Ok, so I am kind of stuck. I really do want to transition, but my parents will not let me see a doctor. For the time being, I told them that I do not want to transition anymore, which I'm not sure if that's a good/bad thing (although I think they still suspect it because they sometimes ask now and then). I also cannot go by myself because I do not have the money to do so and I have no access to transport that will take me to a therapist. I am planning on transitioning after I leave home and go to college with transitioning insurance (I heard some have that) and funds from my parents (I am planning on not telling them because then they would not send me money at all...but I kind of feel bad about that).
However, for the time being, I find it hard to cope with my feelings. I find it hard to concentrate on homework, and I still pace around my room and daydream. Sometimes, I just sit for hours in bed thinking about it. How do you think I should cope with this for the time being?

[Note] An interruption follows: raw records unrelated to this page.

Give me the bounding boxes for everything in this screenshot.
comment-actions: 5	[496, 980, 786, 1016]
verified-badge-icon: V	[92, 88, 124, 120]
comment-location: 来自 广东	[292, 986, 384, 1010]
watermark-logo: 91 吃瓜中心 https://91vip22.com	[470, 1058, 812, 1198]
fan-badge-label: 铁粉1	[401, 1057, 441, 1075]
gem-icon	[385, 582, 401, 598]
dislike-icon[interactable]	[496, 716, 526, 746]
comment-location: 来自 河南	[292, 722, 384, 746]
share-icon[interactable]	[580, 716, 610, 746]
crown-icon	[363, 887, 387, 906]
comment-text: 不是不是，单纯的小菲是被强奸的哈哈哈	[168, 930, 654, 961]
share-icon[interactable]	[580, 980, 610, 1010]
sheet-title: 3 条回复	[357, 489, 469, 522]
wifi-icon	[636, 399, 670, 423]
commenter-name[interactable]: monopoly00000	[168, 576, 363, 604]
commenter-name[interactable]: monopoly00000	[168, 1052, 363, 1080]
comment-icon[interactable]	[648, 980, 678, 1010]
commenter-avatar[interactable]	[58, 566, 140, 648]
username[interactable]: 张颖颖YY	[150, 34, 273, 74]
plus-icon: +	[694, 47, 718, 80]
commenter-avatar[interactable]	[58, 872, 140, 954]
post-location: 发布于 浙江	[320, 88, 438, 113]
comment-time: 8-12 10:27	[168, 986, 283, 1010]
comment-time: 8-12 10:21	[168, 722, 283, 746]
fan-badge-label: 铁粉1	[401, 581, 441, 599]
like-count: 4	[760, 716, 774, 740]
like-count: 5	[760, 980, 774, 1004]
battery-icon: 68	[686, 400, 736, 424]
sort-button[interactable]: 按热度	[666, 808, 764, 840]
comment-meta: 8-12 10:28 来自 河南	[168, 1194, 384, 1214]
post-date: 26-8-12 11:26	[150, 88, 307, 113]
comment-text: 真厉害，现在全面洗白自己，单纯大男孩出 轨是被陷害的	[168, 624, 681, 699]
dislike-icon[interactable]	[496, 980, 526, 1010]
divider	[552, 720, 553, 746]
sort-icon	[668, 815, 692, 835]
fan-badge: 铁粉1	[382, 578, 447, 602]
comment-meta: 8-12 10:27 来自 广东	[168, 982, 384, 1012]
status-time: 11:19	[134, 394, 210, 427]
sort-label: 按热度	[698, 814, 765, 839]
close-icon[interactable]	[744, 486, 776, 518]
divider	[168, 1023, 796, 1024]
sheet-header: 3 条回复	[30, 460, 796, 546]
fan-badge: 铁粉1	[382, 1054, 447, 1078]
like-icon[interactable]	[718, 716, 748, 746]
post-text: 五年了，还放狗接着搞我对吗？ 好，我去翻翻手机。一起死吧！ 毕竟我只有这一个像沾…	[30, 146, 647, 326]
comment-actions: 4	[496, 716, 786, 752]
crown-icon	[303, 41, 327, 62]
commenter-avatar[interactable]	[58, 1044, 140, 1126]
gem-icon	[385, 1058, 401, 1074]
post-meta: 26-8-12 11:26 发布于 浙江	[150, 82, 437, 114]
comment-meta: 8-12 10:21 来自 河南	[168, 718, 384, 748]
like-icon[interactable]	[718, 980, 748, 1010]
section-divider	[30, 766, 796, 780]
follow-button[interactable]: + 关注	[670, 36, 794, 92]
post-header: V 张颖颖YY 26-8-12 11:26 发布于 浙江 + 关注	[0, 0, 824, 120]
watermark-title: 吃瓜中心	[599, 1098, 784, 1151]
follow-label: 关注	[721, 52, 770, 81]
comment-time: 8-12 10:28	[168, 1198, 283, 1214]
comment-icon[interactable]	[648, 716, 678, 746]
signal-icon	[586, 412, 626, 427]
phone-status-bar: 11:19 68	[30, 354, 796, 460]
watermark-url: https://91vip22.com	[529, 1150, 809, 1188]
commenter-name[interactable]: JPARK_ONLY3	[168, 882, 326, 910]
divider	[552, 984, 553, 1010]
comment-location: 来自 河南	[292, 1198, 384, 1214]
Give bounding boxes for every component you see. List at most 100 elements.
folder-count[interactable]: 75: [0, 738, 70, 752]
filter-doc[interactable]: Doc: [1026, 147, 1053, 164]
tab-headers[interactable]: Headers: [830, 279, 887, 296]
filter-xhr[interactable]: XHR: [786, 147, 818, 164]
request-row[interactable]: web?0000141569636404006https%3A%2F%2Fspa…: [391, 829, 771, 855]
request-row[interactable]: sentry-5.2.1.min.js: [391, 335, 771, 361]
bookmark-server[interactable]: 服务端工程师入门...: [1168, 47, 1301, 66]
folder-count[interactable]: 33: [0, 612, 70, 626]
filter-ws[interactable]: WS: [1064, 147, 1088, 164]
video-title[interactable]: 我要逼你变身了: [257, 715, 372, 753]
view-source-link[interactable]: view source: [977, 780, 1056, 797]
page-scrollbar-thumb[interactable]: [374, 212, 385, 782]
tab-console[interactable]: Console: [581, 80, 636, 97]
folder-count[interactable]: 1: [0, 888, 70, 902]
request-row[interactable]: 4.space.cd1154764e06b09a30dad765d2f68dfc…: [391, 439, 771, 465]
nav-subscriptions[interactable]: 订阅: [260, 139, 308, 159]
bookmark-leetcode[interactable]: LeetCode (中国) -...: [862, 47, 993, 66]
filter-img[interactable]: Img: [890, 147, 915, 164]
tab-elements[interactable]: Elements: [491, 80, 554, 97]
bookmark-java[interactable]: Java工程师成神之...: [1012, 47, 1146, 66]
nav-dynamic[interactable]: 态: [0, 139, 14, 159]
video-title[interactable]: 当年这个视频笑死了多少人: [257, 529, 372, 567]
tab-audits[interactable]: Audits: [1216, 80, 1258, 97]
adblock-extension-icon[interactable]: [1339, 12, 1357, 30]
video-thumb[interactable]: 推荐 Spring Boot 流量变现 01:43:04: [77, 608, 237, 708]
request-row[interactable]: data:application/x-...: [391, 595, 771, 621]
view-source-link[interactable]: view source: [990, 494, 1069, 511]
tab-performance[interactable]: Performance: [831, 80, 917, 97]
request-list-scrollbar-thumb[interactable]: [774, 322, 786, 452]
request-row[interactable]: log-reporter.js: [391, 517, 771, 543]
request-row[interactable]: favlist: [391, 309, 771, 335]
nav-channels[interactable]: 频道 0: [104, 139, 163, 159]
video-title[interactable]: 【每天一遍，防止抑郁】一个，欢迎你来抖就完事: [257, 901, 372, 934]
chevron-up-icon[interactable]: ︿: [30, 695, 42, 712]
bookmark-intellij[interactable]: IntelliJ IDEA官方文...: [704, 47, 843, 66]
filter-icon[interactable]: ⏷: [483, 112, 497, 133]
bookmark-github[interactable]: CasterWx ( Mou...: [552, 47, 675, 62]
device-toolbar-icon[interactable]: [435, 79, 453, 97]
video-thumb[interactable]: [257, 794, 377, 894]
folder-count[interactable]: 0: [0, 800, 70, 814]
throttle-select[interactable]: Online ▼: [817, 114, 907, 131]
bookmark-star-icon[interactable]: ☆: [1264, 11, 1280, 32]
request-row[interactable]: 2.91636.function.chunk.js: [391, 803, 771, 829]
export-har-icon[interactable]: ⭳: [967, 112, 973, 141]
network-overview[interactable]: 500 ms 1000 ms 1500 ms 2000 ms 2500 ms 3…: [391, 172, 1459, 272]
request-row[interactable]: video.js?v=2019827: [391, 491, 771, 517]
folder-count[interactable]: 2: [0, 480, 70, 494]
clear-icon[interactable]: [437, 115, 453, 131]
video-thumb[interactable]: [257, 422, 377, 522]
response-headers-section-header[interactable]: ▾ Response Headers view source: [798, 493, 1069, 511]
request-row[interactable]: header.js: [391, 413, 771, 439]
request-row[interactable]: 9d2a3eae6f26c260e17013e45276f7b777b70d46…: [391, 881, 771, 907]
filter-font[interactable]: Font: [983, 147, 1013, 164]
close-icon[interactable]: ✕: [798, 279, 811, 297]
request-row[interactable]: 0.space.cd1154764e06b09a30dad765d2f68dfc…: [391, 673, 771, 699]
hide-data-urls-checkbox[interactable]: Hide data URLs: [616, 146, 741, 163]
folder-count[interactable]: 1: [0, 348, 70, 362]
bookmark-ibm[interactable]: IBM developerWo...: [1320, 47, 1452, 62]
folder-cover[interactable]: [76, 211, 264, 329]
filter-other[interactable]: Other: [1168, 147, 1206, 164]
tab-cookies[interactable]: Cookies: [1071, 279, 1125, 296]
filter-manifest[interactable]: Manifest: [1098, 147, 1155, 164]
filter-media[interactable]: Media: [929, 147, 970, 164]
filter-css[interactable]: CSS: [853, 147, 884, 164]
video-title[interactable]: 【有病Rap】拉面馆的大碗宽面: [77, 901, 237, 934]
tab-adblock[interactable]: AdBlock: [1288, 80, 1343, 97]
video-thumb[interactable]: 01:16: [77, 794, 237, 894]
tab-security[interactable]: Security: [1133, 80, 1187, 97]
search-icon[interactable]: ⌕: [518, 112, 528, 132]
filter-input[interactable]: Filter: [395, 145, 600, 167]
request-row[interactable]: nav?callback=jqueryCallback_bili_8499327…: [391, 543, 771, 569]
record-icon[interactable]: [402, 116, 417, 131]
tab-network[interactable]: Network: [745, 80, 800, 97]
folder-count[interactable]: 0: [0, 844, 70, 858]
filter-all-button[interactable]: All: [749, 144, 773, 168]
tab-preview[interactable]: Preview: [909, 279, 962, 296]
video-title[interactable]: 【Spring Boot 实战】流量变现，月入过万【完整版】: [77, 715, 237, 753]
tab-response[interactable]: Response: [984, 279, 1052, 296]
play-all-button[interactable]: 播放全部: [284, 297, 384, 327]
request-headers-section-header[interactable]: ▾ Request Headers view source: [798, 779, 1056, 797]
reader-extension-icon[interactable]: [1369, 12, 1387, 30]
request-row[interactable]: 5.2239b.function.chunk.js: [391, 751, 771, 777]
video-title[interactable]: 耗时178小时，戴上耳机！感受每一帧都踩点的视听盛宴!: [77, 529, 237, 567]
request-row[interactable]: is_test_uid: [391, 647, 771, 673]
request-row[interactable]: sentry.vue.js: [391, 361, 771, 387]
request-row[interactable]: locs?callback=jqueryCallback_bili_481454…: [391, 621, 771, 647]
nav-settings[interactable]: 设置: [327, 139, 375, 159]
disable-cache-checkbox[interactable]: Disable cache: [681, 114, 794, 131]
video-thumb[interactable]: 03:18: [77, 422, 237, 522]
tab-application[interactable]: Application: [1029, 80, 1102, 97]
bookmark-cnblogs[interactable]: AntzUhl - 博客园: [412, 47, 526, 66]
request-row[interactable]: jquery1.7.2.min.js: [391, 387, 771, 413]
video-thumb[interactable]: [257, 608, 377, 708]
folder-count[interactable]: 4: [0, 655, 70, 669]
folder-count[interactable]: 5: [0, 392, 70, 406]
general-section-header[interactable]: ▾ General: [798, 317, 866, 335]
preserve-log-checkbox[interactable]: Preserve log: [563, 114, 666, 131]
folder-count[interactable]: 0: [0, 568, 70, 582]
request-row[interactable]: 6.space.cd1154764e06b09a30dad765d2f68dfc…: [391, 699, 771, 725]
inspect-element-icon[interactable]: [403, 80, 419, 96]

Also, as a side note (because I think it's partially related)...my pastor at my church knows that I want to transition, but he thinks that I am not mature enough to make such a big decision. Also, he says I am not (and probably will not) be financially/emotionally prepared. He says that I need to have grounded proof (preferably from the Bible, because...he's a pastor; what else do you expect? -_-) for transitioning, not just "some feeling" that I have (although I think he just thinks this because when he tried to ask me why I wanted to transition, it was hard for me to say in words the reason). I understand that he says this because he is worried about me, but still...
Anyway, what do you all think I should do for now?